Here’s some of the highlights in an auction that also includes work by Roger Bonet, José González, Dick Matena and more…
ET isn’t in a good mood in this art titled “Tribute to E.T. the Extra Terrestrial”, by Juan Aguilera, an artist who has spent more than 20 years as an illustrator, artistic draftsman, portraitist, and muralist, his comics appearing in various horror and fantasy magazines, such as Cthulhu magazine. He also drew the historical comics “Espadas del fin del mundo” y “1808 Madrid”. His film and TV credits also include backgrounds for the Netflix animated series, Memorias de Idhún and he currently works on various film productions in the FX Makeup section and building props for different films.
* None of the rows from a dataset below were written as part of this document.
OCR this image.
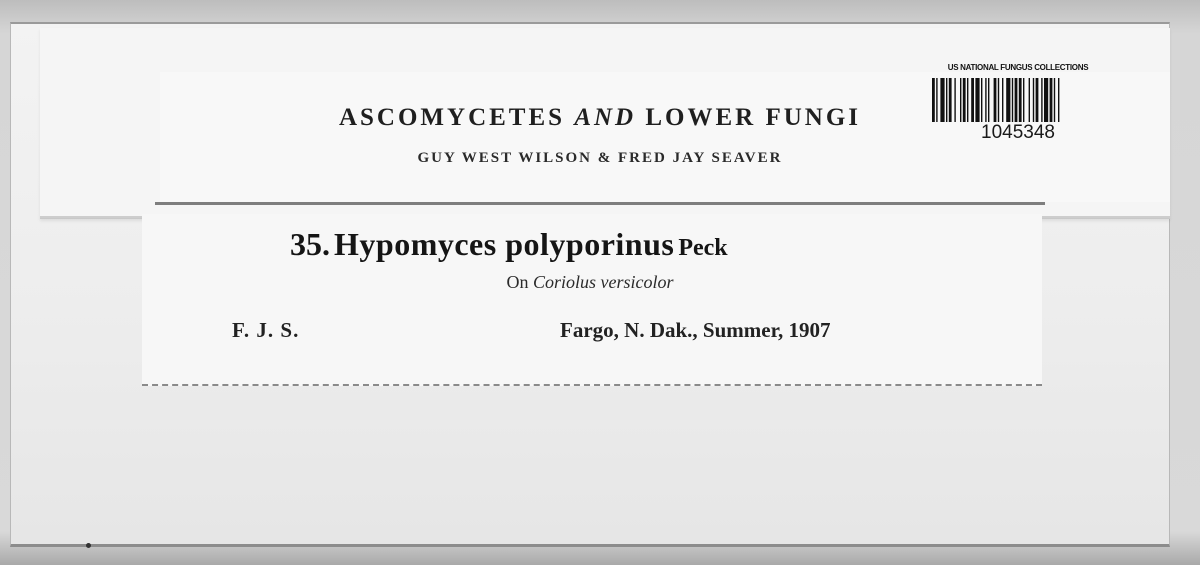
ASCOMYCETES AND LOWER FUNGI
GUY WEST WILSON & FRED JAY SEAVER
US NATIONAL FUNGUS COLLECTIONS
1045348
35. Hypomyces polyporinus Peck
On Coriolus versicolor
F. J. S.	Fargo, N. Dak., Summer, 1907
The original cover of ROBUR Volume 2: 20,000 Ans Sous les Mer by Gil Formosa, a science fiction / steampunk series, loosely based on the work of Jules Verne, published in first publication by Albin Michel editions, then by Glénat editions, and in English by Heavy Metal. (The Heavy Metal version is available here as a “serialsed bundle).
Here’s a fun tribute to Hergé, Franquin, Jacobs and Peyo – a signed drawing by Portuguese artist Di Matteo.
An original drawing by the great artist Enrique Badio Romero for the Manila series, from the story “Jesse James is alive”, published in Primo by Kauka Verlag in the early 1980s.
Potential Additional International Auction Costs
This advice box was last updated on Friday 6th May 2022
The UK’s departure from the European Union means there may be additional import duties on sales.
Prior to Brexit, the effective rate of UK tax on imports of art was 5%, which is lower than most other European countries. An owner could previously import an artwork to the UK from outside the EU and was then free to transport it to other EU countries, where the import tax rates may be higher, without incurring any further import-related tax charges. If the owner then wished to bring the artwork back to the UK, there would also have been no further tax charge.
The Guardian previously reported that online orders up to £135 are now supposed to have the UK’s prevailing VAT rate added at the point of sale by the EU retailer, which has to have registered with HM Revenue & Customs.
While buying from European sellers carries the sting of larger costs, the auction house Catawiki does now endeavour to provide an estimate of those in its lot descriptions.
Unfortunately, many smaller EU-based retailers have decided that the paperwork of collecting UK VAT is not worth the hassle and as a result will no longer supply UK consumers. It has also meant that some British sellers will no longer export to Europe.